Van Boven and colleagues also conducted a series of surveys in which they asked respondents to report on their purchases of material goods and of experiences and how happy each purchase made them.  (The authors note that some purchases, e.g. a bicycle, could fit either category; they went by the person’s stated intention in those cases.)   Regardless of age, gender, ethnicity, or marital status, money spent on experiences made people happier on average than money spent on material goods.  The difference between happiness levels resulting from material and from experiential purchases increased as income level increased. 

Van Boven suggests three reasons why experiences may make people happier than material goods.  First, experiences are more likely to be reappraised favorably after the fact.  Thus, the bike trip that at the time left me cold, sore, and bored will be described later as a bracing, fitness-enhancing jaunt down wooded paths.  One way to think of such reappraisals may be that we commonly reevaluate experiences so as to construct a positive narrative of our lives, but don’t have a similar tendency to reconstruct the meaning of material goods.  A new TV just doesn’t make as good a story as a trip to the Smithsonian.

Second, experiences don’t suffer as much from negative comparisons.  My new cell phone can easily pale in comparison to your new cell phone, but it’s much harder to know whether my trip to see fall foliage was better or worse than your trip to see fall foliage. 

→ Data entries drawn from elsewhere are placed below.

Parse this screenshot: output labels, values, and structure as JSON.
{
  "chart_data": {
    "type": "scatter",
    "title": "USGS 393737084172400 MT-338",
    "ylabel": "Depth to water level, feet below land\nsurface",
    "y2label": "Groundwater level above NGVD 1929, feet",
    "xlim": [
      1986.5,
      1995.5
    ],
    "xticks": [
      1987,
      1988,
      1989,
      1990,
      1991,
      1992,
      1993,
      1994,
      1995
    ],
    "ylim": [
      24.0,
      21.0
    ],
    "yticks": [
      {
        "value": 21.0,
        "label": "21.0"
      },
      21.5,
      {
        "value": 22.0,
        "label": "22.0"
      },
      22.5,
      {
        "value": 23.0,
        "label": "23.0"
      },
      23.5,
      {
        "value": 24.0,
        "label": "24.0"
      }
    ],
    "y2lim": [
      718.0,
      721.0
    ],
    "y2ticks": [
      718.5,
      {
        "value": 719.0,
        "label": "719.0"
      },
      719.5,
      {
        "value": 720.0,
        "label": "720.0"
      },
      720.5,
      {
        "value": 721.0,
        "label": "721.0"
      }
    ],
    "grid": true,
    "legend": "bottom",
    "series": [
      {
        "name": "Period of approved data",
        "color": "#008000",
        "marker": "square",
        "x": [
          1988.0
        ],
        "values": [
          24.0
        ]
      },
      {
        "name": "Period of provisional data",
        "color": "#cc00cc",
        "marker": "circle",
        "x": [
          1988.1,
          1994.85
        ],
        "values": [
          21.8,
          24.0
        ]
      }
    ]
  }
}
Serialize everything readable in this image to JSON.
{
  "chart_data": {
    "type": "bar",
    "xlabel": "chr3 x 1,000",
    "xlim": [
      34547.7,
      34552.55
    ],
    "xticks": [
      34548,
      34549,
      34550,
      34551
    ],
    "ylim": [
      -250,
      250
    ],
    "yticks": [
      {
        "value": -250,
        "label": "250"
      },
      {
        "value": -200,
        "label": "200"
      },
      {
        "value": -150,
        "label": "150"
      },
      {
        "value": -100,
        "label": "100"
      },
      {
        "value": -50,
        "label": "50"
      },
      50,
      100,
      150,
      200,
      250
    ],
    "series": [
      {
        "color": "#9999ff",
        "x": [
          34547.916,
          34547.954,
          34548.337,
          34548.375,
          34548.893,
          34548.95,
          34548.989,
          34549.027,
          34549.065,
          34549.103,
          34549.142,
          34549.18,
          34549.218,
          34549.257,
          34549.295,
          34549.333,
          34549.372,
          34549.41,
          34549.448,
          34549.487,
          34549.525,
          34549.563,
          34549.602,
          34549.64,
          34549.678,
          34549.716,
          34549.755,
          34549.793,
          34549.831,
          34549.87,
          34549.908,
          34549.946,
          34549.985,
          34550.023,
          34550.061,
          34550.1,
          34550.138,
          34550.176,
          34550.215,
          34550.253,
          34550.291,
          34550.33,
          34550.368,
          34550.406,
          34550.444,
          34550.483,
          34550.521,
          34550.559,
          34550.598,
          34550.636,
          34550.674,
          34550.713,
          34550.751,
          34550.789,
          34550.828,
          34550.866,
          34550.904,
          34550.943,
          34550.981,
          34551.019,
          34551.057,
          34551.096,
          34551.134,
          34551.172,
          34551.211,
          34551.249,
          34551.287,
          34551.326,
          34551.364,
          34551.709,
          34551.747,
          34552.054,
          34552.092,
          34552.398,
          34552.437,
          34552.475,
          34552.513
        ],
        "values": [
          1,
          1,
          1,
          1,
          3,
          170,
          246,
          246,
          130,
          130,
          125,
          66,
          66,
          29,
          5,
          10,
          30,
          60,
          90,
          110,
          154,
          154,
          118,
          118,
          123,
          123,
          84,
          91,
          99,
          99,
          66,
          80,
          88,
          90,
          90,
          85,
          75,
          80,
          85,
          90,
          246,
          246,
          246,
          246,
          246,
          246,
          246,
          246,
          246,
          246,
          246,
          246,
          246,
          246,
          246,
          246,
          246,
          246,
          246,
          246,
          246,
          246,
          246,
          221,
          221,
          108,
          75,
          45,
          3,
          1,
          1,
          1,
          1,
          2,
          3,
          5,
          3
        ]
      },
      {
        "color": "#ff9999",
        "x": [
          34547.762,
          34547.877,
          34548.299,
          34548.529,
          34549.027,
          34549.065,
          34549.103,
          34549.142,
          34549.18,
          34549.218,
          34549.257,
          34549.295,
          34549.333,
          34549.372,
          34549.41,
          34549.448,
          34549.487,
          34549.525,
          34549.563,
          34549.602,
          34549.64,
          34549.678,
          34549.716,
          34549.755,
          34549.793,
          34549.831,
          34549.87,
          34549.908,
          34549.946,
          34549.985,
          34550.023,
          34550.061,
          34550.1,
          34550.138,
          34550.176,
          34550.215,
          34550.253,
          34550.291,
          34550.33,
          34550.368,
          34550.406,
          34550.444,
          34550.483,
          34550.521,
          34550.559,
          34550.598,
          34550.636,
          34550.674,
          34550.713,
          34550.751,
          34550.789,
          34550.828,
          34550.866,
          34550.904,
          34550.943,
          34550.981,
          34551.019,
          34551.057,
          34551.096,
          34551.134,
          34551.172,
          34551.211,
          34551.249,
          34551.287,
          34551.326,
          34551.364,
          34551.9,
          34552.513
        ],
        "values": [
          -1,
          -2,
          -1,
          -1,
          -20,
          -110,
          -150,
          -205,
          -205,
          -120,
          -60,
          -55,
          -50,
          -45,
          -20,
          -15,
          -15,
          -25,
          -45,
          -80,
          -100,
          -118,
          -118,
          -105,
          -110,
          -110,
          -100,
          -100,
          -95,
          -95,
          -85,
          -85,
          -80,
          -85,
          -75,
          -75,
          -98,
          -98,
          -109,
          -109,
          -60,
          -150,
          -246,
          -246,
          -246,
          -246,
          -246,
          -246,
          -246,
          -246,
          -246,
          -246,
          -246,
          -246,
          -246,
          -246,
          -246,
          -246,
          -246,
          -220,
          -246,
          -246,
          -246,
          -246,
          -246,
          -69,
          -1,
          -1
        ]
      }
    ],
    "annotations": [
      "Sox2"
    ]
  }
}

Third, experiences are more likely to have social value.  We usually take vacations, go out to eat, or go to the theater with others.  In contrast, wearing new clothes or riding in our new car are more likely to be solitary activities.  This last point seems to contradict the view of economist Thorstein Veblen in The Theory of the Leisure Class, published in 1899.  He coined the term “conspicuous consumption” to refer to the waste of money and/or resources in order to indicate that one has a higher status than others.  To the extent that our purchases are status displays of this sort, both expenditures on experiences and those for material goods are deeply social in character. 

Regardless, the main point is that we will be happier purchasing experiences than things.  Another benefit of experiences is that many of the best ones don’t cost anything at all.   So, go for a walk, have a good conversation, or read a (library) book.  Happy now?